OAK's spelling checker is smarter than most. It correctly ignores e-mail addresses and URLs. It's also smart about ordinal numbers (like 1st, 2nd, and 25th). It can even correct comma placement in numbers like 6,5536 and tell you to add an extra
zero at the end of dollar amounts like $6.5.

Another nice touch is that if you're in OAK's suggestion window and begin typing a correction, OAK dynamically improves its suggestions with each letter you type. Often, it comes up with the right correction before you've finished typing, in which case you can just type return to accept it.

At first, OAK is a bit confusing because it offers so many seemingly unrelated tools. In addition, the real-time and batch spell-checkers do not work like any you're accustomed to (after getting used to them, you'll find them an improvement, I think). Fortunately, OAK comes with a fantastic manual that explains all the program's functions--both in a series of tutorials and in reference form. The manual is personal and humorous; I actually enjoyed reading it.
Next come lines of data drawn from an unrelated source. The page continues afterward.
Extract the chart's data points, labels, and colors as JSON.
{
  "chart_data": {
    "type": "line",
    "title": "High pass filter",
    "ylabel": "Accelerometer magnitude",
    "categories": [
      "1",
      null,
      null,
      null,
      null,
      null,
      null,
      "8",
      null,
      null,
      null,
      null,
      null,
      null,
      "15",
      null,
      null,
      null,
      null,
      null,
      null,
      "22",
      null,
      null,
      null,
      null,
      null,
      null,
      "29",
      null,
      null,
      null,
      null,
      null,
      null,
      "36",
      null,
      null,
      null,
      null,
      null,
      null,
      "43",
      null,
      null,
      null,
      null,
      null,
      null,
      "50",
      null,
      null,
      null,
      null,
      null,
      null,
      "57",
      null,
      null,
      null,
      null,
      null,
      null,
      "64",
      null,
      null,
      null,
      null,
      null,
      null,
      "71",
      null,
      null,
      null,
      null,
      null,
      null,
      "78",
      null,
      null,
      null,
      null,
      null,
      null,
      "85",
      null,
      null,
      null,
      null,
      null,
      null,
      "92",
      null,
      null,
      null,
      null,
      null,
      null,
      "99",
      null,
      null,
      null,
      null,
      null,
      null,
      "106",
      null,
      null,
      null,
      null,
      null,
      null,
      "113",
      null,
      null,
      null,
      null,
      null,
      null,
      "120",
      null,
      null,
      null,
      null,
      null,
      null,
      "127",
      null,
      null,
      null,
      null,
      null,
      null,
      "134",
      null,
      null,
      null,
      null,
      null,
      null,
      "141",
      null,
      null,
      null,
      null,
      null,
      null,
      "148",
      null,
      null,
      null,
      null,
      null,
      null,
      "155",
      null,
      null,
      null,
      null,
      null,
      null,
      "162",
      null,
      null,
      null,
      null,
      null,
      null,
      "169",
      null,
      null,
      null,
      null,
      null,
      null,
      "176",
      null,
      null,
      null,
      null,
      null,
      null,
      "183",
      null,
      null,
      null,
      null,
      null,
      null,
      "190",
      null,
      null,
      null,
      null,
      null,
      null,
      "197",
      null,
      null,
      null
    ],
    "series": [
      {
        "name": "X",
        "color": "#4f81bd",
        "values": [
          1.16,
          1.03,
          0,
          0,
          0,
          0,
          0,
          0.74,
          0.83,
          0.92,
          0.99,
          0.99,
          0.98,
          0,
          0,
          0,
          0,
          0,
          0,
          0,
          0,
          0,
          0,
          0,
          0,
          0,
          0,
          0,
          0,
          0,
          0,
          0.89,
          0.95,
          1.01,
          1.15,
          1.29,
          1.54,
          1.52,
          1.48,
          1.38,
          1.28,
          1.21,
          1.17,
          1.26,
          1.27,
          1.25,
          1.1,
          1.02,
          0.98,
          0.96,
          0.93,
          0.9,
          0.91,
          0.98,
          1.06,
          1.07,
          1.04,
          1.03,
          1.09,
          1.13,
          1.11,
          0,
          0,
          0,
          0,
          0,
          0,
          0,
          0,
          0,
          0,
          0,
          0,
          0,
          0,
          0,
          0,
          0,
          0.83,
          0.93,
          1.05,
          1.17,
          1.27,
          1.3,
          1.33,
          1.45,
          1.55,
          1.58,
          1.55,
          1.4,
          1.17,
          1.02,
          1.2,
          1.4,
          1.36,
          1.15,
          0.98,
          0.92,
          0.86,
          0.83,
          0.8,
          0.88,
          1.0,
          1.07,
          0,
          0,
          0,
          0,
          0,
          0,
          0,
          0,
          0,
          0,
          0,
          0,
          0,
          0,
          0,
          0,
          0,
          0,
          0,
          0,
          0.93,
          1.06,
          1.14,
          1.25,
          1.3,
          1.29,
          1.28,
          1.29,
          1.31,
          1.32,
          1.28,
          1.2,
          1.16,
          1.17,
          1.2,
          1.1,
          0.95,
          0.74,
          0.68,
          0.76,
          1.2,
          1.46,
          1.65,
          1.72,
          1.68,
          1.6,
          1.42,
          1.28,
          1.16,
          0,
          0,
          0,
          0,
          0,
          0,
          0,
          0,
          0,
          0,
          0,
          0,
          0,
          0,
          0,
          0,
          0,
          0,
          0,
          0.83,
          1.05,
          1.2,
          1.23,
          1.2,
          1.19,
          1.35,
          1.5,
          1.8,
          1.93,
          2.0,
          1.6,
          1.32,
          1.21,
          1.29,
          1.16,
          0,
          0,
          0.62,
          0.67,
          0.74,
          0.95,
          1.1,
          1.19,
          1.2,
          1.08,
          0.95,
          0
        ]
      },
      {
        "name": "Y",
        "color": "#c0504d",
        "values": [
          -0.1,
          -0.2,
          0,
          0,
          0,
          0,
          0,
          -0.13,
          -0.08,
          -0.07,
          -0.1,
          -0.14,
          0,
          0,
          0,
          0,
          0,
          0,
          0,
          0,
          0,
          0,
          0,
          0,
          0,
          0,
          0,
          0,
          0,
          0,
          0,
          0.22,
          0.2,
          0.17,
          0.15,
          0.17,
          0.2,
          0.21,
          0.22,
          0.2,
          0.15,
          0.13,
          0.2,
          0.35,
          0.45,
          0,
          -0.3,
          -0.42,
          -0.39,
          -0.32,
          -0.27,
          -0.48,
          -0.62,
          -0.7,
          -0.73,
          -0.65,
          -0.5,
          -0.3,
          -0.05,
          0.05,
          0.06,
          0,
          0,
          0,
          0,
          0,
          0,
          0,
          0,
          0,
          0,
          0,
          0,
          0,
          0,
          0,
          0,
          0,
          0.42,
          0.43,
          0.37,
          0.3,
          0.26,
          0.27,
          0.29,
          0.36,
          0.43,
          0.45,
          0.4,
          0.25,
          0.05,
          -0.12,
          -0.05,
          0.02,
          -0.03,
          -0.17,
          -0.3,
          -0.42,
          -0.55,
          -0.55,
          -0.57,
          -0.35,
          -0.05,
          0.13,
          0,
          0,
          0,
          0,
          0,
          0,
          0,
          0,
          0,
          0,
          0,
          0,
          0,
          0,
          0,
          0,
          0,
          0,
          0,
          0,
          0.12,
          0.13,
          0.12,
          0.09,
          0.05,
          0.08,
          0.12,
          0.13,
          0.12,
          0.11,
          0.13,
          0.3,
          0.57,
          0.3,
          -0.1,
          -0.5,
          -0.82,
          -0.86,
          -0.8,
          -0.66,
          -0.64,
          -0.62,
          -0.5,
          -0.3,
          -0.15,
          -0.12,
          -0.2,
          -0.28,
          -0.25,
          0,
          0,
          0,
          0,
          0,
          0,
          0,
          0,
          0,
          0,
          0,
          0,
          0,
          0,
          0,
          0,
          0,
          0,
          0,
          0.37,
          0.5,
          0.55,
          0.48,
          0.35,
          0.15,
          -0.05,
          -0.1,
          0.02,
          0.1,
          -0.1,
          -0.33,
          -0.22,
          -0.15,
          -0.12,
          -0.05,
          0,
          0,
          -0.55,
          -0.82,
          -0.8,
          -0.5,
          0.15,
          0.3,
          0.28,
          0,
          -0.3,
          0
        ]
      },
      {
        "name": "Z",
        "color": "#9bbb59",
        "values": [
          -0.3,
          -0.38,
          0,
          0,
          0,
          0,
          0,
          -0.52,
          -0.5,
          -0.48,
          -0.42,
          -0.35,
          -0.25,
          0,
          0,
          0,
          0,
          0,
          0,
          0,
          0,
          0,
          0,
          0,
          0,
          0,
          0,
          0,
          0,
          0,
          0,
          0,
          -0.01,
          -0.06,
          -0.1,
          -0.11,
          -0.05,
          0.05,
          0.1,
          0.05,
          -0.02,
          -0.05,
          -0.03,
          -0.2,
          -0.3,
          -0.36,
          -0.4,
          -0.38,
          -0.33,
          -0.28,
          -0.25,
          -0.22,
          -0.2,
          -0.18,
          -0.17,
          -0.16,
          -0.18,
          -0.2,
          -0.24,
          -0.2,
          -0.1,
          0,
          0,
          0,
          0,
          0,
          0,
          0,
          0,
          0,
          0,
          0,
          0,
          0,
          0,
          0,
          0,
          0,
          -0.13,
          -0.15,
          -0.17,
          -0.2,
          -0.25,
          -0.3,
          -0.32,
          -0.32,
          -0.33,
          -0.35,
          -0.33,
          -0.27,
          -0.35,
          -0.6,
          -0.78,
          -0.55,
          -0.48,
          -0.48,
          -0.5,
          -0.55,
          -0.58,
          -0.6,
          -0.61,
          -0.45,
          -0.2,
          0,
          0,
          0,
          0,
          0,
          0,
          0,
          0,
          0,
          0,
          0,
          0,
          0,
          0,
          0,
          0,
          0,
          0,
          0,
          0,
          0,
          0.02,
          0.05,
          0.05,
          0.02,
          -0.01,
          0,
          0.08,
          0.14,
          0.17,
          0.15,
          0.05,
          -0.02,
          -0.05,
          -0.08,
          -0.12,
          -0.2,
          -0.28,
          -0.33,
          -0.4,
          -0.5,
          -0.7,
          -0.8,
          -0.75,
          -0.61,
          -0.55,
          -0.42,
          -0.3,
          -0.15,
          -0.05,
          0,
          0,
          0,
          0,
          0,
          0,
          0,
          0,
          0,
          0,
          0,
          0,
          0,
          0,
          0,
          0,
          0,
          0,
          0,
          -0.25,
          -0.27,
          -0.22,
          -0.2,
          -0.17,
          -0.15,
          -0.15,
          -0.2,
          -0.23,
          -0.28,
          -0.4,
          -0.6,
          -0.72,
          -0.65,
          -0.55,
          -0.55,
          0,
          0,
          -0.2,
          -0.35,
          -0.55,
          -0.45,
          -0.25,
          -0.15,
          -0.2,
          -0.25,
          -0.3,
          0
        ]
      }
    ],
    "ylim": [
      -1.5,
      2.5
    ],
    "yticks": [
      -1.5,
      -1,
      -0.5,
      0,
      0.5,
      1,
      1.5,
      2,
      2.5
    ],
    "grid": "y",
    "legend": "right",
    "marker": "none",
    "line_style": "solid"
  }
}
Online Army Knife vs. Spell Catcher

Although they serve similar purposes, Online Army Knife and Casady & Greene's Spell Catcher are very different products. OAK is an application, so it does not cause extension conflicts. It uses about 1 MB of memory when open, which is more than Spell Catcher, but uses very little when the application is not open. A small control panel called Mission Control intercepts the keyboard commands that activate OAK's spell-checking. (You can also copy text to the clipboard and spell-check it from within OAK's menus.) In contrast, SpellCatcher adds a special menu to each application's menubar.

Spell Catcher generally makes better suggestions than OAK, but, so long as you're a decent speller, OAK's increased speed more than makes up for this.
The main advantage Spell Catcher has over OAK is that it is better at maintaining formatting and styles of a document. Although OAK usually works flawlessly, it occasionally messes up style and ruler settings. Unlike Spell Catcher, it lacks compatibility module files, and cannot make its changes using an application's find/replace command; instead it always uses the clipboard. This is somewhat less reliable in heavily styled documents and means that you cannot always spell-check whole documents that contain graphics. (Instead you must check the document in pieces that do not include graphics.) Finally, I found Spell Catcher's text-manipulation tools more useful than OAK's assorted utilities, though this is certainly a matter of personal preference.

Overall, OAK is the best Macintosh spell-checker available. It is amazingly fast, works in every application, and offers an innovative batch spell-checker, against which all others seem inefficient and downright backward. I recommend OAK to all Macintosh users.